How is everyone doing? I hope you are managing to stay as balanced as you can in these strange and difficult times.
I have approached the physical isolation restrictions in the same way that I approach winter – aggressive exercise. Also yoga. I am fortunate in that I have a sizeable public park nearby in which to walk and run. I haven’t cycled there yet, but took the opportunity for a couple of short road rides near to home last weekend to make the most of the sunshine and blossom. I was conscious of venturing a bit further from home than of late but kept to roads I knew while avoiding the routes out of the suburbs that are the most popular with local riders. Pedalling to the edges of Kent and back into London was, frankly, joyous – I haven’t felt happier in recent weeks. Otherwise there is turbo. My usual Turbobeat group sessions have, as so many others, gone online. A fitness app connects heart rate of individuals to a shared screen which pretty much replicates the display in the usual classes. Though, my landlady’s garage lacks a certain je ne sais quoi.
A shout out to Paul Mill of Elite Cycling here. He’s running these classes three times a week (Tues-Thurs) until the end of May with no charges. Come and join us! All he asks is that you donate to Shelter via his JustGiving page. It also has all his contact information so you can drop a line to find out the Zoom meeting link and Spark app details – you need a turbo and a HRM. At the time of writing he’s managed to raise nearly £2k. If you have a bluetooth monitor you can see your HR onscreen but if not you can self-regulate that in accordance with Paul’s instructions as I do. Great structured sets and a way to raise funds for some of those most in need during the current pandemic.
There is no right or wrong way to react in the current situation. We do what we can. Perhaps we stick to what we usually do when things get tough, perhaps we try to adapt. Bake sourdough or don’t bake sourdough. Sit around in your pants or don’t sit around in your pants. I have sat back a little from social media though as I found I was becoming rather overwhelmed by the sheer output of organisations shifting so much information into the digital realm.

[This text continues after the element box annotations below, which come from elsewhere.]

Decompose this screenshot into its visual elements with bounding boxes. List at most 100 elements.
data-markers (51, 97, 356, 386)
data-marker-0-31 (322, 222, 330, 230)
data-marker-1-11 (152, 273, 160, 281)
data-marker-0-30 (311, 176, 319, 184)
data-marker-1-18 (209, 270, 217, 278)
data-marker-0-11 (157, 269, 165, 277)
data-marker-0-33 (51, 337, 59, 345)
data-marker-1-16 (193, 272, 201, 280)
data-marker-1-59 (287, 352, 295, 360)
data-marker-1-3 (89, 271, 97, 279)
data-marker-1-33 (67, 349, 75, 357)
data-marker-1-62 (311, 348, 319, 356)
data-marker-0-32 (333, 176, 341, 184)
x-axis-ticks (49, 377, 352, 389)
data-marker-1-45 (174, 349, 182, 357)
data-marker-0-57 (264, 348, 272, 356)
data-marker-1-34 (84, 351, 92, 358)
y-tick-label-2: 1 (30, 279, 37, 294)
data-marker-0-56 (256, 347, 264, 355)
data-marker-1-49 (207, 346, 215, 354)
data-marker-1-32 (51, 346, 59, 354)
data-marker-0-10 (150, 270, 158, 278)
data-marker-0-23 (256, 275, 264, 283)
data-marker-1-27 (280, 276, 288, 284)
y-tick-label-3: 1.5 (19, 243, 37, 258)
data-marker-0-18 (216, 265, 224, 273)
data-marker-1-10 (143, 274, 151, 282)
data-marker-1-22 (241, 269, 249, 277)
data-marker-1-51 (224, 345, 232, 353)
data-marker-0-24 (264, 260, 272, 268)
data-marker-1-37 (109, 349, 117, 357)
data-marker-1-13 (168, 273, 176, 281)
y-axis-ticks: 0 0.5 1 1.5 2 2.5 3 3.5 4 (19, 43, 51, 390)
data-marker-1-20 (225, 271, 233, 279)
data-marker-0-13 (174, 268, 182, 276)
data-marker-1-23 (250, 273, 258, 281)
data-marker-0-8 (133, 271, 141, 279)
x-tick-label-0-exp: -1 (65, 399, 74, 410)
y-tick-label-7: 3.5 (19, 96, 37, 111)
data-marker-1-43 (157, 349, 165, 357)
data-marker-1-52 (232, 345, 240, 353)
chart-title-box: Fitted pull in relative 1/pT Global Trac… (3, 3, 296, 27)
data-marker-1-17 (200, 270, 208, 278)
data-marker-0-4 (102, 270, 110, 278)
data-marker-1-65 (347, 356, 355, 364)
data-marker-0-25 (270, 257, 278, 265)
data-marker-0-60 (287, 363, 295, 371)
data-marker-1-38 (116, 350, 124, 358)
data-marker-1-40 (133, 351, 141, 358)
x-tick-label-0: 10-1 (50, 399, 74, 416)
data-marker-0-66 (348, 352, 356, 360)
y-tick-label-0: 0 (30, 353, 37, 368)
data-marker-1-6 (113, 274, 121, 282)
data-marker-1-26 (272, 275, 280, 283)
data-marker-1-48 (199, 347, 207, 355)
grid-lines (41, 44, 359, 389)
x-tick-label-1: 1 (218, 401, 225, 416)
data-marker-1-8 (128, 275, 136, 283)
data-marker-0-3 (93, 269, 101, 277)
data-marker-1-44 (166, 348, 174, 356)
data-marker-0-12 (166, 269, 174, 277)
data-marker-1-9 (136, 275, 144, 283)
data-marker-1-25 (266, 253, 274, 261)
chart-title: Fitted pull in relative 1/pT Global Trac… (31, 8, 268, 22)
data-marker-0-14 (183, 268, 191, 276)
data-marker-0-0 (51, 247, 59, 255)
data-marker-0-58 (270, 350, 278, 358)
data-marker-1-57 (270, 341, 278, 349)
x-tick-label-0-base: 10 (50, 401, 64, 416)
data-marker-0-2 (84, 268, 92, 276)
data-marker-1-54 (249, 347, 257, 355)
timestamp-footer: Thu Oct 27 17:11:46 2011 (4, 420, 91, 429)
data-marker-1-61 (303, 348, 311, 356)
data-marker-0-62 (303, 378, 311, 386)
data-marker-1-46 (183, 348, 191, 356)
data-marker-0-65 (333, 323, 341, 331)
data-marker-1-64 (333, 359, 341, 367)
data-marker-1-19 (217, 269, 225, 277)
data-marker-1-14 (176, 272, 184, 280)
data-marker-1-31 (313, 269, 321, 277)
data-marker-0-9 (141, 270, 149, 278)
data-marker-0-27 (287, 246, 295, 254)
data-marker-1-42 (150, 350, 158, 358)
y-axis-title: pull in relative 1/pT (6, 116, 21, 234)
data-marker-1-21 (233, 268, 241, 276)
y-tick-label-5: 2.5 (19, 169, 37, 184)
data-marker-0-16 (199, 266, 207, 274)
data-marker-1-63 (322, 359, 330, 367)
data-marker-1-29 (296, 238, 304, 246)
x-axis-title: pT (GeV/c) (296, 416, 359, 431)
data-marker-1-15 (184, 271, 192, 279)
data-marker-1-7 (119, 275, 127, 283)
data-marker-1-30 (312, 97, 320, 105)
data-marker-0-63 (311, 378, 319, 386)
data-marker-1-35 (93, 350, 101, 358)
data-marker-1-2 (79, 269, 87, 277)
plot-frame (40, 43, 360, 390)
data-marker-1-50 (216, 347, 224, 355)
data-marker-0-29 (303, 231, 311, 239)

I still make time for the all-important cute animal videos though. Plenty of people have commented on how repeated online interactions, and in particular group meetings, leave them unusually tired by the end of the day. Here’s just one comment on some of the reasons why that might be.
The courses of therapy I’ve attended have underlined trying to approach things with an investigative air, with a curiosity. This seems to help me – when I remember to do it! Also, attempting to be present, as Mindfulness encourages. When we cannot say for sure what the future will bring it can help to focus more on the short term. Running and turbo does that for me too – the physical effort needed keeps my train of thought on a short track. Mens sana in corpore sano.
We won’t all react the same way, or the way we expect. As someone for whom anxiety is a regular companion I thought I might find this situation far more stressful than I have. I’m not alone, however, in finding that I am much happier and relaxed now than I’ve been for many, many weeks. A new normal with certain boundaries removes some of the vagaries of life, some of the previous ‘obligations’ no longer apply. For me, the fact that I currently do not have to attend regular appointments with my Universal Credit Work Commitments Advisor has been a palpable relief. I am fortunate that I have been in the system for several months and do not have to apply along with tens of thousands of others. Life feels as if it’s on pause, yet I can still do some of the activities that mean the most to me. For others, it might be a struggle to get through each day without the usual structure of work and all the social interactions that accompany it. For me, being at home recently and job-hunting has meant I’ve been fairly isolated anyway. It’s not such a huge shift in my life. It is, of course, a very different situation when you *can’t* do certain things rather than when you *don’t*. Like some others, I’ve done more exercise recently than I usually do because I feel the need to make the most of the chance I have. I do worry a little what might happen if further restrictions were put in place… and then try to remind myself that all this too shall pass.
How are you coping? Or not? Has your relationship with the bike changed during this period? Drop me a line via the contact page and let me know. Perhaps we can all share some of the things that have helped us, and those that haven’t. I feel the change of season is a boon. It might seem unfair to be inside working when the sun is out and the temperature is mild though I, for one, feel the situation would be much harder if we still had the storms and rain of earlier in the year. My flat might begin to feel a bit like a prison if the rain was beating down on the windows. To complement the physical exertions I have been more attentive of the natural world; a spot of Hanami (the flowering cherry outside my window is coming into bloom), visiting the goslings by the lake in the park, listening to birdsong. These are reminders of both permanence and fluctuation. Plus ca change, plus c’est la meme chose.